Montreal

Canada's leading research university is coming under fire after one of its affiliated hospitals withdrew a job offer to a prominent critic of psychological drugs.

Focus of controversy: the Centre for Addiction and Mental Health in Toronto.

Late last year, the Centre for Addiction and Mental Health (CAMH) at the University of Toronto hastily retracted an offer to David Healy, a reader in psychological medicine at the University of Wales College of Medicine in Cardiff, to become clinical director of its mood and anxiety disorders programme.

In a letter to Robert Birgeneau, president of the University of Toronto, the contents of which were made public earlier this month, 27 eminent scientists said that the handling of the affair was “besmirching the name of one of North America's great research universities”, and was an “affront to the standards of free speech and academic freedom”.

David Naylor, the university's dean of medicine, hit back on 7 September, calling the letter “misdirected” and saying that the authors — including two Nobel prizewinners and six past presidents of professional societies — should have discussed its contents with the university before releasing it publicly.

The post offered to Healy, which included a 'status-only' professorship, was rescinded after he gave a lecture at the university in which he was said to have criticized the use of so-called 'psychotropic' drugs. These include the antidepressant Prozac, made by Eli Lilly and Co., which contributes funds to the CAMH. Media reports in Canada suggested that this link with industry influenced the decision to withdraw the employment offer.

Naylor denies any such influence. “This is an issue where a partner (CAMH) has made a decision on a clinical leadership position and then, unfortunately, decided to reverse the decision,” he says. He adds that the university will still provide an academic appointment for Healy, provided that he gets a medical appointment in an affiliated hospital.

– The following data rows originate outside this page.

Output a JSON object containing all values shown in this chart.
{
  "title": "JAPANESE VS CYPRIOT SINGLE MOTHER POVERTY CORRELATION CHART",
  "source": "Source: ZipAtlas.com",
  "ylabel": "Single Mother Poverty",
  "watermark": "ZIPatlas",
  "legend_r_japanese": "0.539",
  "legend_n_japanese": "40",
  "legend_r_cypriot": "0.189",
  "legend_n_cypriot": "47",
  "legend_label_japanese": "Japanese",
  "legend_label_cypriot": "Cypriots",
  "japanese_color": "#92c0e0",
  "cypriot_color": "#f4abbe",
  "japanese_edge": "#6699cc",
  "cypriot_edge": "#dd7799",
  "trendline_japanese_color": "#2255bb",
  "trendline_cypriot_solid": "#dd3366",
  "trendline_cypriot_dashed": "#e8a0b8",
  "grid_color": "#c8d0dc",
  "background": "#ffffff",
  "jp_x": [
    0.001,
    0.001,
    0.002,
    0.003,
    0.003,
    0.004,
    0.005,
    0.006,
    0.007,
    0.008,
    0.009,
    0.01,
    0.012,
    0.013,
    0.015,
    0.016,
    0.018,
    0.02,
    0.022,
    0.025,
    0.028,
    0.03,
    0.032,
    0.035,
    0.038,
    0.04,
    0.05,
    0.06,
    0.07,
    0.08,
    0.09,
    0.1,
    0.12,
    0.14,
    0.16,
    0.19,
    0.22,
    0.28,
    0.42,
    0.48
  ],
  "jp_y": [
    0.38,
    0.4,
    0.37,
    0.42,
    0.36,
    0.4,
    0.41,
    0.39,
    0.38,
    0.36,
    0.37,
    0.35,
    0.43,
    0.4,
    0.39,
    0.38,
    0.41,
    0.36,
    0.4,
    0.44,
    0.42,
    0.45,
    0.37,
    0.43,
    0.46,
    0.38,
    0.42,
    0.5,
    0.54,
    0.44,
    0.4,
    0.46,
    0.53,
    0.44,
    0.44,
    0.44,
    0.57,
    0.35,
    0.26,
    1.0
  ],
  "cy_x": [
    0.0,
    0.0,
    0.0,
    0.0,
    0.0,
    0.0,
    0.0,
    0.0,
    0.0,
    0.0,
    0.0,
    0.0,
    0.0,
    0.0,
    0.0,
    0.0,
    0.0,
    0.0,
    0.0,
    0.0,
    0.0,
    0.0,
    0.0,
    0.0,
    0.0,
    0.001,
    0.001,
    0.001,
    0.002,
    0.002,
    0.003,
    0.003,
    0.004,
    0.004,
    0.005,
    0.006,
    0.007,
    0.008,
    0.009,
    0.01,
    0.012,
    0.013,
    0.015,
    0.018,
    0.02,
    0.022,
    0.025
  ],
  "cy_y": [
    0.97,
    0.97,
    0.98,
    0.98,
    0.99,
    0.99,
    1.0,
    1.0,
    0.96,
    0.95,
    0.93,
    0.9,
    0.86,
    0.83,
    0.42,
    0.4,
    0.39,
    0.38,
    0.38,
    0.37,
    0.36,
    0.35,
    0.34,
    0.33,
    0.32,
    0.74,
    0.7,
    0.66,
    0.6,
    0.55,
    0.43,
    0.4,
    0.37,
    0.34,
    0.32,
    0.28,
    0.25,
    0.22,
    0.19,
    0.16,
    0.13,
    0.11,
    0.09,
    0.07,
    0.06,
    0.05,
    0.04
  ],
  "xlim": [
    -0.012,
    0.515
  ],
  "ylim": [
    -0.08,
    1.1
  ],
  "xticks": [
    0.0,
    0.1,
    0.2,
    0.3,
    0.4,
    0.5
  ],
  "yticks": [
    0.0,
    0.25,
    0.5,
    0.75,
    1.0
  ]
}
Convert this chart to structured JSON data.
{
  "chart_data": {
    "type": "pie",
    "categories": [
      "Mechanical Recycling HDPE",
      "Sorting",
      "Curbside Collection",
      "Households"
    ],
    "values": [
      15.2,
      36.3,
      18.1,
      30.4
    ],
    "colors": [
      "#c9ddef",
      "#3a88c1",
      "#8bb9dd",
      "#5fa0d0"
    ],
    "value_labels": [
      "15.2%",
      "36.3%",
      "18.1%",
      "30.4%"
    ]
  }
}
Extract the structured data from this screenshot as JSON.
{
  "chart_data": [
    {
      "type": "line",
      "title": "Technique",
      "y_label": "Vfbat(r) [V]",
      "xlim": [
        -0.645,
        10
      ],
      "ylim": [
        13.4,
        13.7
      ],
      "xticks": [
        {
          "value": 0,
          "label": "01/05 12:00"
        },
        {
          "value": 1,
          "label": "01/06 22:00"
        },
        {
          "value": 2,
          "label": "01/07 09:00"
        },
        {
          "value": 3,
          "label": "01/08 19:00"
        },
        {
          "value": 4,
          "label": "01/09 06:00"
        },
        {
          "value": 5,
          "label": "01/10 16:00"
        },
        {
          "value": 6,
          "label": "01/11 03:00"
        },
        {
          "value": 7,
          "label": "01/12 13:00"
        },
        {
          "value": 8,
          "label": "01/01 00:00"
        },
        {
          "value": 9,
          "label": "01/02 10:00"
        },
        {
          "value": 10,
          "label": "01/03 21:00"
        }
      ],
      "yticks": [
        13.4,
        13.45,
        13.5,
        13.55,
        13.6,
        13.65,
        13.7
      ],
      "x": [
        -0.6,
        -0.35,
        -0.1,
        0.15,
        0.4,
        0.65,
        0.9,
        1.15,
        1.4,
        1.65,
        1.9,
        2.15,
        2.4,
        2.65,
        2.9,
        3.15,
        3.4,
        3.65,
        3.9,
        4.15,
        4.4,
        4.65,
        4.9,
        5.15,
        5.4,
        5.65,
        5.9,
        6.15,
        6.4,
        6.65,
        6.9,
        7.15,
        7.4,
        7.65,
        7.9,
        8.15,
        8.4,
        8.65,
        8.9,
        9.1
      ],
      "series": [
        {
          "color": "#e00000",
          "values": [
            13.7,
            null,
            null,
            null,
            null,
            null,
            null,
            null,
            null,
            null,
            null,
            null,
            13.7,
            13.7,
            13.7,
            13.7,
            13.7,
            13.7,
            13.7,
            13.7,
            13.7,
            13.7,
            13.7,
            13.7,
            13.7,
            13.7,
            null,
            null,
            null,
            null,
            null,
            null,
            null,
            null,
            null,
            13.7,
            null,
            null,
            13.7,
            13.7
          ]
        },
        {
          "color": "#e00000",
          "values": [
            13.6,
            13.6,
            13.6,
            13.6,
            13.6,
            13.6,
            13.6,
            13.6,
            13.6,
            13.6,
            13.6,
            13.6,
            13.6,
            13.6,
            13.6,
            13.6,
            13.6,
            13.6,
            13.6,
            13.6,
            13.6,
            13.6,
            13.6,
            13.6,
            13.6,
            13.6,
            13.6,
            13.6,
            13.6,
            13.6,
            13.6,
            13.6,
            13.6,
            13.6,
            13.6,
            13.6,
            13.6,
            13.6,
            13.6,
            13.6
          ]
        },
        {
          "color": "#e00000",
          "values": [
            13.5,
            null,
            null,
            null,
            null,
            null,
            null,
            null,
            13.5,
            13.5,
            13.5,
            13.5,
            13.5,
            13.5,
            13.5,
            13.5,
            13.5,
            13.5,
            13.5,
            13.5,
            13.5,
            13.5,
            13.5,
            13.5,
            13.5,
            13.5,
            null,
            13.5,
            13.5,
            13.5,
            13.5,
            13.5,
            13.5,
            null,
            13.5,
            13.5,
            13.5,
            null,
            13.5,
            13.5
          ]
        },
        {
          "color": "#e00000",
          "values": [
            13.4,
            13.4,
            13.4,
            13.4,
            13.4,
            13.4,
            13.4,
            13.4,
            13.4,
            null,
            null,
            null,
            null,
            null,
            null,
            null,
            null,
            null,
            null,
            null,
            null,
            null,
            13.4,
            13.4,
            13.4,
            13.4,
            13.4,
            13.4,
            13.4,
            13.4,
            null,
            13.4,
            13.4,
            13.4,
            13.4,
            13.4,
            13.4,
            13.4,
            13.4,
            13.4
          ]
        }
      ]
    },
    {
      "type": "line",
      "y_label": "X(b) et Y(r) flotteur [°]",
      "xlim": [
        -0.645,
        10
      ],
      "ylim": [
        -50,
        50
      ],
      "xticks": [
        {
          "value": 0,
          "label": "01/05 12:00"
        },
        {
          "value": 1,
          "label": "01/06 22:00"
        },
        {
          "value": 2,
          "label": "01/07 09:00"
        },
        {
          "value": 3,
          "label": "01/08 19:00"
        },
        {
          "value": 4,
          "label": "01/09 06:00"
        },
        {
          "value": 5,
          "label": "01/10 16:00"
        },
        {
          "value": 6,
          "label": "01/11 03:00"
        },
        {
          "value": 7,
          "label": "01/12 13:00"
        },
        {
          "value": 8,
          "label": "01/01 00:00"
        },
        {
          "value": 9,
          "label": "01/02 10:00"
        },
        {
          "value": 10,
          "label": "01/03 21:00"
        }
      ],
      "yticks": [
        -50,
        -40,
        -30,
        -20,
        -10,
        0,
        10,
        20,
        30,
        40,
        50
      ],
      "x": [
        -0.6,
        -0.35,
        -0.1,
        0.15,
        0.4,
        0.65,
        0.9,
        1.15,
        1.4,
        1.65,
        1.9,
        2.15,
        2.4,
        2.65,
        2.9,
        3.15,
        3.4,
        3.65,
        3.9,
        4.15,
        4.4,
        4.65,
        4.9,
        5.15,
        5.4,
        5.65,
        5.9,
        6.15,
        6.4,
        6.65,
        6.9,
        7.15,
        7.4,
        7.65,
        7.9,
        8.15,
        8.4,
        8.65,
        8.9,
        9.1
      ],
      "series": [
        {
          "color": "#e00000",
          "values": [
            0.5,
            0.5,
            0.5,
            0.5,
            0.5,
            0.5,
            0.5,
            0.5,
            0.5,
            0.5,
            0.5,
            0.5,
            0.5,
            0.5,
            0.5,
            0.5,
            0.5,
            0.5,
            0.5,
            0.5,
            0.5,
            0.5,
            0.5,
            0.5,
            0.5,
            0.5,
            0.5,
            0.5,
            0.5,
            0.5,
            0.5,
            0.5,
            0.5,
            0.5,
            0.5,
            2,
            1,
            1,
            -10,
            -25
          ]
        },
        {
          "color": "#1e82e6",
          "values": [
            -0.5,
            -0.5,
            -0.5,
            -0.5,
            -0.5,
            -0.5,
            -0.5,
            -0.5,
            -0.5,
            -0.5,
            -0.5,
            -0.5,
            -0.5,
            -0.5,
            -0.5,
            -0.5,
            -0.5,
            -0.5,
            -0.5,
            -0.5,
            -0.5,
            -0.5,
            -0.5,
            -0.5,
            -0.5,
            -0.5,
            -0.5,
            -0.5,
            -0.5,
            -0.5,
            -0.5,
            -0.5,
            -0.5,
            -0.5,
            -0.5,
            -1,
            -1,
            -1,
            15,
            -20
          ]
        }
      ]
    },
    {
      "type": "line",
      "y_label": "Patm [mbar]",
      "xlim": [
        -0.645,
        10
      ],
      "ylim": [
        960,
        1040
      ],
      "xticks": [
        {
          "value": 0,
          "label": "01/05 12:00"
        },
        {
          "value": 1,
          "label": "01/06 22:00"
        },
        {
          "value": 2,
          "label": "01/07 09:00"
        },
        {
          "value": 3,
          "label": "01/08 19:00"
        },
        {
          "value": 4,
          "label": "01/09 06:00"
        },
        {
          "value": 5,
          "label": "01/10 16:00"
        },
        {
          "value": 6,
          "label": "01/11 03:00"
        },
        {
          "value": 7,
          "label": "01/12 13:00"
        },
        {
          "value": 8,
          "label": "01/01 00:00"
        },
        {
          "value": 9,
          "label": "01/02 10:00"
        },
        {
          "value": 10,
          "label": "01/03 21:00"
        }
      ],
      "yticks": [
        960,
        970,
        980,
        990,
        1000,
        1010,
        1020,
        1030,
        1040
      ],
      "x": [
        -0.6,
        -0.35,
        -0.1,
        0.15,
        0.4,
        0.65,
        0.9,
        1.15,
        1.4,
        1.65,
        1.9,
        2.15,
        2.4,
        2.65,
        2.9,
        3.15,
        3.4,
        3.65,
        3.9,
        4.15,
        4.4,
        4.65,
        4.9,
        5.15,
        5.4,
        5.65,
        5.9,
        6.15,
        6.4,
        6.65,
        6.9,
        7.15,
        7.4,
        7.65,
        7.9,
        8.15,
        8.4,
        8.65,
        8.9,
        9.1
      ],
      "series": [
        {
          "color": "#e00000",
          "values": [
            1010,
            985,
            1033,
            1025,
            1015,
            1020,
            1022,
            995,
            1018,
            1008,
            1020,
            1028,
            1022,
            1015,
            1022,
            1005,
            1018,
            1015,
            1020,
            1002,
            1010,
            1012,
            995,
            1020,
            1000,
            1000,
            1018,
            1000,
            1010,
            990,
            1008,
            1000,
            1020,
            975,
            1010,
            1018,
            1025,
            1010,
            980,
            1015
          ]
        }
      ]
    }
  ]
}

Naylor says the recruitment process has been “less than ideal”, but argues that criticism of the university “reflects a fundamental misunderstanding” of its relationship with clinical affiliates, such as the CAMH. The offer to Healy involved no university resources and was not a tenure-track appointment, Naylor says.

Those who heard the lecture, on 30 November, differ about what Healy actually said. Paul Garfinkel, head of the CAMH, says that CAMH staff present told him they were “shocked and alarmed” at Healy's statements on the hazards of some antipsychotic drugs. Garfinkel says that Healy has lost the support and respect of colleagues.

“This has nothing to do with academic freedom,” says Garfinkel. “No one disputes Healy's freedom to say whatever he wants, and in a university setting this is encouraged. But in a hospital we have to worry about quality of patient care first.”

Healy says that he did not say anything new in his lecture, and that it was well received by the audience, including many clinicians. This is “in complete contrast to what has been said by Dr Naylor and Dr Garfinkel”, he adds. Healy also says that few CAMH staff were present, and that the only objector was CAMH chief physician David Goldbloom, whom Healy says was not enthusiastic about what he said on the hazards of some antipsychotic drugs.

Thomas Ban, emeritus professor of psychiatry at Vanderbilt University in Nashville, Tennessee, who composed the letter to Birgeneau, says that academic freedom is the sole issue involved. Margaret Somerville, director of the Centre for Medicine, Law and Ethics at McGill University in Montreal, says: “When you put universities and industry together, you get these conflicts.”